Mojtaba Khamenei has NOT appeared publicly since the war began. Nobody outside Iran's inner circle knows his actual condition, his actual authority, or whether he's functionally in command. Trump is effectively negotiating with a ghost — or at least with intermediaries claiming to speak for one.
A minister from mediator Pakistan traveled to Tehran on Saturday carrying a letter for Khamenei, per CNBC. Whether that letter was actually delivered to the man himself, or to someone acting in his place, is unknown.
The Blockade Is Working — and Bleeding Iran
Trump said the U.S. blockade imposed in April has Iran losing $400 to $500 million per day, according to the NY Post. That's the actual leverage here, and it explains why Iran is at the table at all despite 47 years of defying Western pressure.
But blockades cut both ways economically. The Strait of Hormuz remaining effectively disrupted has pushed energy costs up globally, fueling inflation across multiple continents. CNBC's 100-day market analysis found that the S&P 500 has actually hit new all-time highs — Wall Street shrugging off the war as AI-sector gains and U.S. energy self-sufficiency buffer American investors. European and Asian markets have had a rougher ride, with rising energy costs hitting importers harder.

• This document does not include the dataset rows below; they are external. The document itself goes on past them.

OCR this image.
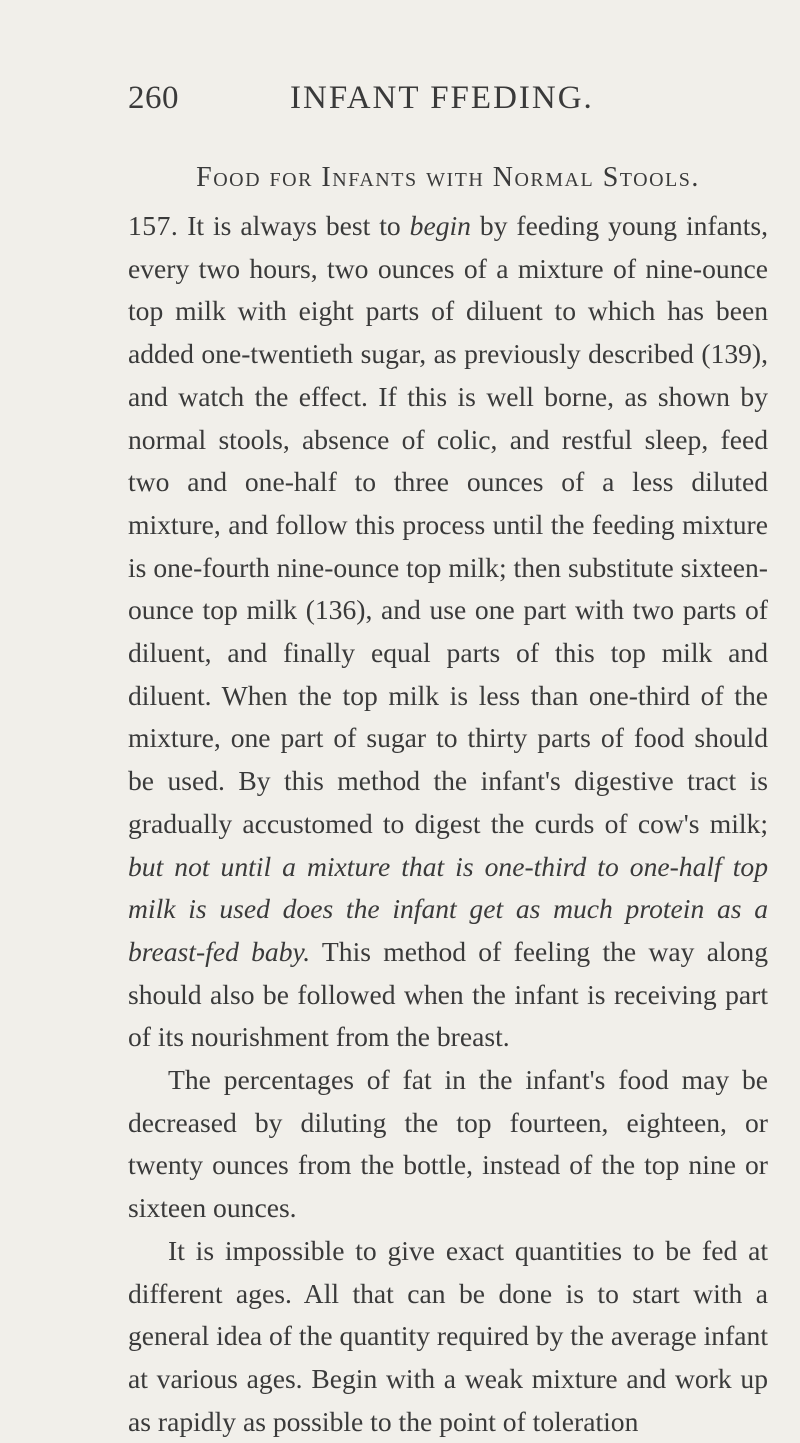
260	INFANT FFEDING.
Food for Infants with Normal Stools.

157. It is always best to begin by feeding young infants, every two hours, two ounces of a mixture of nine-ounce top milk with eight parts of diluent to which has been added one-twentieth sugar, as previously described (139), and watch the effect. If this is well borne, as shown by normal stools, absence of colic, and restful sleep, feed two and one-half to three ounces of a less diluted mixture, and follow this process until the feeding mixture is one-fourth nine-ounce top milk; then substitute sixteen-ounce top milk (136), and use one part with two parts of diluent, and finally equal parts of this top milk and diluent. When the top milk is less than one-third of the mixture, one part of sugar to thirty parts of food should be used. By this method the infant's digestive tract is gradually accustomed to digest the curds of cow's milk; but not until a mixture that is one-third to one-half top milk is used does the infant get as much protein as a breast-fed baby. This method of feeling the way along should also be followed when the infant is receiving part of its nourishment from the breast.

The percentages of fat in the infant's food may be decreased by diluting the top fourteen, eighteen, or twenty ounces from the bottle, instead of the top nine or sixteen ounces.

It is impossible to give exact quantities to be fed at different ages. All that can be done is to start with a general idea of the quantity required by the average infant at various ages. Begin with a weak mixture and work up as rapidly as possible to the point of toleration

The war is hurting Iran most, hurting U.S. adversaries second, and barely denting American equity markets.
The Actual Strategic Picture
Left-leaning outlets are framing this as an endless, unwinnable war — echoing MAGA critics without engaging the actual strategic picture. Right-leaning outlets are too quick to take Trump's 'very close' framing at face value without pressing on the uranium specifics or the asset dispute.
The story is more complicated: the U.S. holds real economic leverage, the ceasefire is functional if fragile, and the core nuclear dispute is genuinely unresolved. Trump is not wrong that the blockade is working. He is glossing over how far apart the two sides remain on the fundamental issues.
What Comes Next
If the ceasefire breaks down completely, oil prices spike further, gas bills rise, and U.S. forces are in an active shooting war in the Gulf. If a deal closes and Iran surrenders enriched uranium, that's a genuine strategic win — one that would deserve credit regardless of who brokered it.
Neither outcome is guaranteed. Every week this drags on, Iran bleeds cash, global energy markets stay volatile, and the American taxpayer funds a military presence in the Gulf that's costing real money. Trump's critics should acknowledge the blockade is working. Trump's supporters should acknowledge the deal is not done — and the gap between 'very close' and 'actually signed' has a way of swallowing presidencies.